We reviewed both these studies in the March 2003 issue of TCPR. The results were not completely negative, but they were not very impressive, either.
The drug does seem to have picked up some steam as a treatment for some symptoms of recently abstinent alcoholics, especially insomnia. For example, researchers at the University of Michigan reported an open trial of Neurontin vs. trazodone for insomnia in newly sober alcohol-dependent patients. Out of 50 outpatients consecutively referred to a clinic, 34 were treated with Neurontin (mean dose, 888 mg/bedtime) vs. 16 with trazodone (105 mg/bedtime). Both medications led to significant improvement in sleep after 4-6 weeks (Karam-Hage M, et al., Psychiatry and Clin. Neurosciences 2003;57:542-544).
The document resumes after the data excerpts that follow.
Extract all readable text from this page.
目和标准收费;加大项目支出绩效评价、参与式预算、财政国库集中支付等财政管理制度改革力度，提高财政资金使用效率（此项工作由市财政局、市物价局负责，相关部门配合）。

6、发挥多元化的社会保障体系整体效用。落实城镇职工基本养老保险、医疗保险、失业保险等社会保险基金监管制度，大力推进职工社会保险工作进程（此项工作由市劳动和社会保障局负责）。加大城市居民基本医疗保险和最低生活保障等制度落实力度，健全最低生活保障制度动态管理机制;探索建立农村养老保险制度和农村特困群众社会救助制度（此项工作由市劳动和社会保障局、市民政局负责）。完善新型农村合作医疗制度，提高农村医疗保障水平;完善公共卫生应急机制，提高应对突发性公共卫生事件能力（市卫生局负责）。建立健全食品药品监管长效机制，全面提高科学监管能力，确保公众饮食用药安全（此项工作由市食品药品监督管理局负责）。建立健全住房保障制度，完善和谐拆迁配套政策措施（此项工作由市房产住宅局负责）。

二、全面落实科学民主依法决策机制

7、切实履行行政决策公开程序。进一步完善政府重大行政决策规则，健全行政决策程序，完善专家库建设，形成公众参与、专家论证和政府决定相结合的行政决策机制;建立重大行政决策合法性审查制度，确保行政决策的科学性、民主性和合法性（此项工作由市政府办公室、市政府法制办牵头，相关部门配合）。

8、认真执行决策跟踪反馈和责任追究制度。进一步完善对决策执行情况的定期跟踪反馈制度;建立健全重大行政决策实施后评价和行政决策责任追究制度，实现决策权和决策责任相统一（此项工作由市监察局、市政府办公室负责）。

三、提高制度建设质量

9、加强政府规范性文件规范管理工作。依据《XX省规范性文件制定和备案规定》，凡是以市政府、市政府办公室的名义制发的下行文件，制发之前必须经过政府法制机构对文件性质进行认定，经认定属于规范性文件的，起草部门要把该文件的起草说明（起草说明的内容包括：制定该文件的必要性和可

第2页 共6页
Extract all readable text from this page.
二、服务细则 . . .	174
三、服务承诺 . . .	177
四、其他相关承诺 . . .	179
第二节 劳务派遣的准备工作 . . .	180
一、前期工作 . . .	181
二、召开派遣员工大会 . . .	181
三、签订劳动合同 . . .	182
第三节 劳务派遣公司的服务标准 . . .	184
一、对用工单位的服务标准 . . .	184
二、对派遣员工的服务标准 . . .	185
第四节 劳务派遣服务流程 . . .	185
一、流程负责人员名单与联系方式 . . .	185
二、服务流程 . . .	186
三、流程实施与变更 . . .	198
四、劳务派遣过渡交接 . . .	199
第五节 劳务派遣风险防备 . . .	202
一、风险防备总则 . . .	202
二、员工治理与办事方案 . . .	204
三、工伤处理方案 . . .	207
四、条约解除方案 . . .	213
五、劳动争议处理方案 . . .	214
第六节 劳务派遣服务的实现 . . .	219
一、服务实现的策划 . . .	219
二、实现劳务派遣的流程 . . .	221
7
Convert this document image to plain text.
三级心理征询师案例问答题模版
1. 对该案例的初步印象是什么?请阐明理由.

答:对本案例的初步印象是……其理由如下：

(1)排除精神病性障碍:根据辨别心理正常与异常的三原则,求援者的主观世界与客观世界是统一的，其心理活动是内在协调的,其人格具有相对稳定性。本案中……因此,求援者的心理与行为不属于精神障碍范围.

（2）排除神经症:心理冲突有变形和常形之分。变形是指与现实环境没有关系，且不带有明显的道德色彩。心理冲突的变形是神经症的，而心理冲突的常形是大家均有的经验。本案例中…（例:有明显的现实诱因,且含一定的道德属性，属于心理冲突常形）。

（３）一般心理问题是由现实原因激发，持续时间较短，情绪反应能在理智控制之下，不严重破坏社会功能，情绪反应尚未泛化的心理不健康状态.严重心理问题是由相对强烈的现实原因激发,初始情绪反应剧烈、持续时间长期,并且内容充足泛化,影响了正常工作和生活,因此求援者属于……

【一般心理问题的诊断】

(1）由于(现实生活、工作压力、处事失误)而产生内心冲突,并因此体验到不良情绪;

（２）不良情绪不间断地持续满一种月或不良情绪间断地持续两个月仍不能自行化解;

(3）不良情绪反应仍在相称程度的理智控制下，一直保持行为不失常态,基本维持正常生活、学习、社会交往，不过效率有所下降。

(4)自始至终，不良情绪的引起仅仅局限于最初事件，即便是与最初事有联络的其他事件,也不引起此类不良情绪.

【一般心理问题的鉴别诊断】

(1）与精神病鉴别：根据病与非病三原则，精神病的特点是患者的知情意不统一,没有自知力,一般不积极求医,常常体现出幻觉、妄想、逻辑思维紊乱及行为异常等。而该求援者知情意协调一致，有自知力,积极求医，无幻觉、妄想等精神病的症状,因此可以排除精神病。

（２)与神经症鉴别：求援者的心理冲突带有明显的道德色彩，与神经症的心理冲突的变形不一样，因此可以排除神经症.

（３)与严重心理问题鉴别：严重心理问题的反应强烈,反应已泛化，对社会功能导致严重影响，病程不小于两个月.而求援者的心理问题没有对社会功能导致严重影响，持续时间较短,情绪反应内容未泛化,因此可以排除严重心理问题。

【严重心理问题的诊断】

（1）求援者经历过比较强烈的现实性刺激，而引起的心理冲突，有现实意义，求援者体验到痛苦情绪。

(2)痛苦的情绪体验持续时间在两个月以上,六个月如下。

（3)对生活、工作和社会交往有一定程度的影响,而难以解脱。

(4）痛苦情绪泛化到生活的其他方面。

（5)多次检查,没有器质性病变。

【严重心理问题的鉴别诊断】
One rather backhanded endorsement of Neurontin’s anti-potential was implied in a recent letter to the editor of the Journal of Clinical Psychiatry. The authors reported two cases of alcoholic patients who abused Neurontin and then developed symptoms similar to delirium tremens upon withdrawal (Pittenger C and Desan P, J Clin Psychiatry (letter) 2007;68:483-484). If the medication is that well-loved by alcoholic-dependent patients, one assumes that it provides some sort of tranquilization.
TCPR VERDICT: Novel anticonvulsants: Efficacy questionable, but sometimes worth a try.